PROVIDENCE, R.I. — After Hanukkah and Christmas presents are opened this weekend, some gifts will go back to retailers.
“Returns season” begins tomorrow and continues into the new year. To avoid disappointment, consumers need to be aware of return policies, including deadlines that may differ from a store’s usual business practice.
Holiday returns are about 2-percent higher than the rest of the year. About 25 percent of retailers change return policies for the holiday season, nearly all of them enacting stricter rules.
Gift recipients should be aware of specific return policies, said Kristen Regine, a professor of marketing at Johnson & Wales University in Providence. Electronics, for instance, she said, “can be problematic.” A “restocking fee” might be charged to put merchandise back into inventory, or another fee might be imposed for an open box.
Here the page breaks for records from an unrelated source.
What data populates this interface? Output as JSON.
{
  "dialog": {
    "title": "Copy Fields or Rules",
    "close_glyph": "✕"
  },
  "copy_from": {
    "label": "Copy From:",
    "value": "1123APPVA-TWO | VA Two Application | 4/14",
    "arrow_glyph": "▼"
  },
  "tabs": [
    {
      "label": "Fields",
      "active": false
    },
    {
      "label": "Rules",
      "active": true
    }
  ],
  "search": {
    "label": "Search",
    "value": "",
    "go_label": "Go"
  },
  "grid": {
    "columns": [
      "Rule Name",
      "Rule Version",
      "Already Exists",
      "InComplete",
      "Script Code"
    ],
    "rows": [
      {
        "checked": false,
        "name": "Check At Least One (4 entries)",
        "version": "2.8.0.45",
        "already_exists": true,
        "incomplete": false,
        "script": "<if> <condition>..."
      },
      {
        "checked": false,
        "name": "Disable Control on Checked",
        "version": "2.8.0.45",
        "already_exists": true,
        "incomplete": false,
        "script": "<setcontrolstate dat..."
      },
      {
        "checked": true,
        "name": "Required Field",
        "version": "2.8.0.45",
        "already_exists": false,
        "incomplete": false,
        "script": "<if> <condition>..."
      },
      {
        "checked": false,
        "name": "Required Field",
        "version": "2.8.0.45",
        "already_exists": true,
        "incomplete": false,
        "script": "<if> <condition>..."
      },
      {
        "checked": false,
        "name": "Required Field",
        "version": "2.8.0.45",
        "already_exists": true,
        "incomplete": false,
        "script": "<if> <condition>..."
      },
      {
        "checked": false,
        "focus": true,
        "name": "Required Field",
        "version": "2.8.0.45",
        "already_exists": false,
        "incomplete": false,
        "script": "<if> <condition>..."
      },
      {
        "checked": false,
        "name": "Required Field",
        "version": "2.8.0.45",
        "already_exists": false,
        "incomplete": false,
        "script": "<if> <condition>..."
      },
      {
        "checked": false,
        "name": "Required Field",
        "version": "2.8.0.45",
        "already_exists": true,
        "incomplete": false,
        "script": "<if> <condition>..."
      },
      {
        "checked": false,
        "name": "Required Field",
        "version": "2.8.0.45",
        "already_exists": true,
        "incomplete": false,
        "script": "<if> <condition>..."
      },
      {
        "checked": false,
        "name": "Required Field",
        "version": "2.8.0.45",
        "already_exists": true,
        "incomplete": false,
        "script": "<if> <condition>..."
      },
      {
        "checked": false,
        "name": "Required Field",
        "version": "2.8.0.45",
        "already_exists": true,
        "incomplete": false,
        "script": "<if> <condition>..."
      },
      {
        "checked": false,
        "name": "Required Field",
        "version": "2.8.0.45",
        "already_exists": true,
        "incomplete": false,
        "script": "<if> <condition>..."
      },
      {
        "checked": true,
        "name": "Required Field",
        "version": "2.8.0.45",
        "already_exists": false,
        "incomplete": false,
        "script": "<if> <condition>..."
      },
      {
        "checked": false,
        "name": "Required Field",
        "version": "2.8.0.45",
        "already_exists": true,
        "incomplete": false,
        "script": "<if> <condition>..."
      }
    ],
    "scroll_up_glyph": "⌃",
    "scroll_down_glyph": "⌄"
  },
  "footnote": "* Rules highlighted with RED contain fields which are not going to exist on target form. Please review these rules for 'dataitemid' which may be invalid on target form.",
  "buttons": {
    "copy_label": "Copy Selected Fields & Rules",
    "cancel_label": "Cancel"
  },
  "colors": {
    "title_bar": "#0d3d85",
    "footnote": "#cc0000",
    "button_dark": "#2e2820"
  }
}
Often, time limits determine when cash or store credit will be given.
Policies on returns vary, but in both Rhode Island and Massachusetts, return policies must be clearly posted, either at the point of display, cash register or store entrance.
Policies on the need for a receipt vary widely, from no questions asked and no receipt necessary to store credit only without a receipt — or no credit at all if the store can’t find the item in its inventory.
Like regulations for returns, laws governing gift cards vary as well. Most cards are good for five years under federal law. Massachusetts has a seven-year limit. Rhode Island is far more generous to consumers, Regine said, because most cards or certificates never expire.
It is unlawful for any gift card or certificate to come with additional fees, redemption or expiration dates, according to Martha Crippen, director of the Consumer Protection Unit of Rhode Island’s Office of the Attorney General. Businesses are not required to pay taxes on the money the cards bring in until they are used. With between 6 percent and 9 percent of gift cards never redeemed, Regine said, they’re a source of non-taxable income for many companies, especially small businesses.
There are exceptions in Rhode Island law, primarily for cards or certificates donated to charities or for promotional programs. Time limits are allowed. It’s up to an owner’s discretion to honor them after that. Regine said she believes the vast majority do, either fully or partially, because it makes good business sense.
“A gift card is usually the floor, not the ceiling on what a customer spends, usually a bigger sale than the card’s face value,” she said.
Consumers should also know the differences between retail gift cards and the Visa and MasterCard bank cards that are also sold in convenience, drug and other stores. Additional fees are usually added to the bank cards and a card’s value can be depleted gradually over time, said Regine.
Consumers shipping items back to retailers need to know returns rules too, as well as be alert. At the start of the holiday buying season, the attorney general’s office issued shopping rules and safety tips, including not to leave arriving packages unattended on doorsteps. The same goes for outbound items.
“Consumers should be wary about packages going back, too,” said Amy Kempe, public information officer for Attorney General Peter F. Kilmartin. “Unfortunately, they also can be stolen off the front stoop.”